Le « Statute Bill » (Amendements divers) contient des propositions pour retirer la disposition contestée. D'après les nouvelles, bien que le projet de loi ait été publié le 9 mai, le changement doit attendre au Parlement d'être « priorisé » par le comité des affaires courantes de la Chambre - processus qui peut prendre jusqu'à un an, selon la volonté politique.

Le projet de loi fait suite à des négociations, présidées par le premier ministre, entre le Ministère de l'Information et des Communications et l'industrie des médias, représentée par des officiers du Syndicat des journalistes du Kenya, de la Guilde des rédacteurs du Kenya (Kenya Editors' Guild) et de l'Association des propriétaires de médias (Media Owners Association). Les modifications ont été convenues entre les médias et le gouvernement à titre de mesures temporaires en attendant une nouvelle révision plus poussée et plus élaborée de la Loi sur les communications et de la Loi sur les médias.

Des dizaines de protestataires et de journalistes ont été arrêtés en décembre dernier lors d'une manifestation contre le projet de Loi sur les communications, qui prévoit également de lourdes amendes et de fortes peines de prison pour délits de presse. Vingt-huit groupes membres de l'IFEX, sous la direction du Media Institute, avaient fait parvenir une lettre à Kibaki pour le presser de ne pas promulguer la loi.

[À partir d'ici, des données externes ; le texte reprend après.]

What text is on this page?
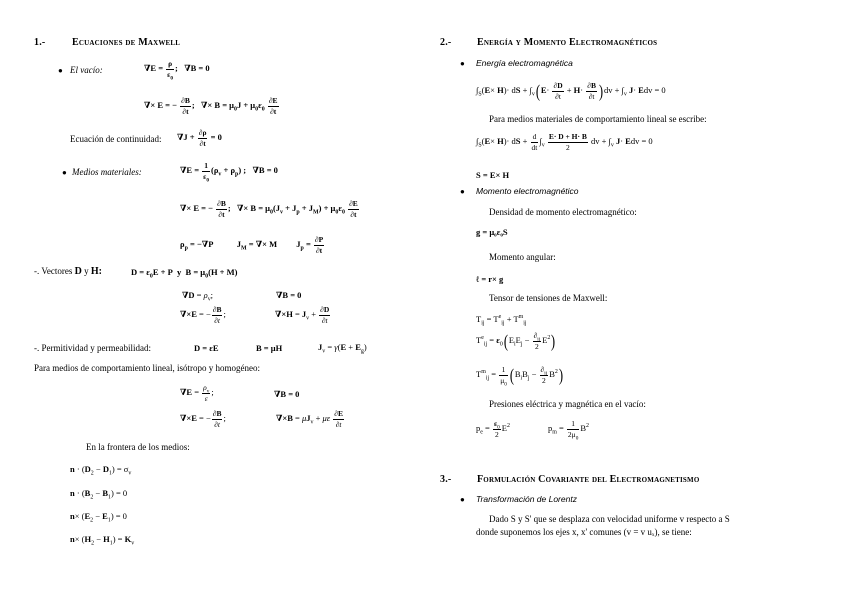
1.-	Ecuaciones de Maxwell
● El vacío:	$\nabla E = \frac{\rho}{\varepsilon_0}$ ;   ∇B = 0
∇× E = − $\frac{\partial B}{\partial t}$ ;   ∇× $B = \mu_0J + \mu_0\varepsilon_0 \frac{\partial E}{\partial t}$
Ecuación de continuidad: $\nabla J + \frac{\partial\rho}{\partial t} = 0$
● Medios materiales:	$\nabla E = \frac{1}{\varepsilon_0} (\rho_v + \rho_p)$ ;   ∇B = 0
∇× E = − $\frac{\partial B}{\partial t}$ ;   ∇× $B = \mu_0(J_v + J_p + J_M) + \mu_0\varepsilon_0 \frac{\partial E}{\partial t}$
$\rho_p = -\nabla P$           $J_M$ = ∇× M         $J_p = \frac{\partial P}{\partial t}$
-. Vectores D y H:	$D = \varepsilon_0E + P$  y  $B = \mu_0(H + M)$
$\nabla D = \rho_v$;	∇B = 0
∇×E = − $\frac{\partial B}{\partial t}$ ;	$\nabla\times H = J_v + \frac{\partial D}{\partial t}$
-. Permitividad y permeabilidad:	D = εE	B = μH	$J_v = \gamma(E + E_g)$
Para medios de comportamiento lineal, isótropo y homogéneo:
$\nabla E = \frac{\rho_v}{\varepsilon}$ ;	∇B = 0
∇×E = − $\frac{\partial B}{\partial t}$ ;	$\nabla\times B = \mu J_v + \mu\varepsilon \frac{\partial E}{\partial t}$
En la frontera de los medios:
$n \cdot (D_2 - D_1) = \sigma_v$
$n \cdot (B_2 - B_1) = 0$
$n\times (E_2 - E_1) = 0$
$n\times (H_2 - H_1) = K_v$
2.-	Energía y Momento Electromagnéticos
● Energía electromagnética
$\int_S(E\times H)\cdot$ dS + $\int_v(E\cdot \frac{\partial D}{\partial t} + H\cdot \frac{\partial B}{\partial t} )dv + \int_v$ J· Edv = 0
Para medios materiales de comportamiento lineal se escribe:
$\int_S(E\times H)\cdot$ dS + $\frac{d}{dt} \int_v \frac{E\cdot D + H\cdot B}{2}$ dv + $\int_v$ J· Edv = 0
S = E× H
● Momento electromagnético
Densidad de momento electromagnético:
g = μ₀ε₀S
Momento angular:
ℓ = r× g
Tensor de tensiones de Maxwell:
$T_{ij} = T^e_{ij} + T^m_{ij}$
$T^e_{ij} = \varepsilon_0(E_iE_j - \frac{\partial_{ij}}{2} E^2)$
$T^m_{ij} = \frac{1}{\mu_0} (B_iB_j - \frac{\partial_{ij}}{2} B^2)$
Presiones eléctrica y magnética en el vacío:
$p_e = \frac{\varepsilon_0}{2} E^2$	$p_m = \frac{1}{2\mu_0} B^2$
3.-	Formulación Covariante del Electromagnetismo
● Transformación de Lorentz
Dado S y S' que se desplaza con velocidad uniforme v respecto a S
donde suponemos los ejes x, x' comunes (v = v uₓ), se tiene:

Les modifications éliminent aussi certaines dispositions qui habilitent le gouvernement à contrôler le contenu de la programmation radio et télé. La vérification relèvera désormais d'un nouveau Conseil consultatif sur le contenu de la radiodiffusion, lequel sera composé du Secrétaire permanent du Ministère de l'Information et de six autres personnes, qui restent à désigner par le ministre de l'Information.

David Makali, du Media Institute et de la Guilde des rédacteurs du Kenya, accueille favorablement la démarche, la qualifiant de compromis. « Bien que non satisfaisante, elle offre suffisamment de contrepoids dans les circonstances présentes. Nous ne pouvons qu'espérer que les personnes désignées au Conseil seront compétentes et que les nominations se feront en consultation avec les joueurs de l'industrie », a déclaré Makali aux reporters.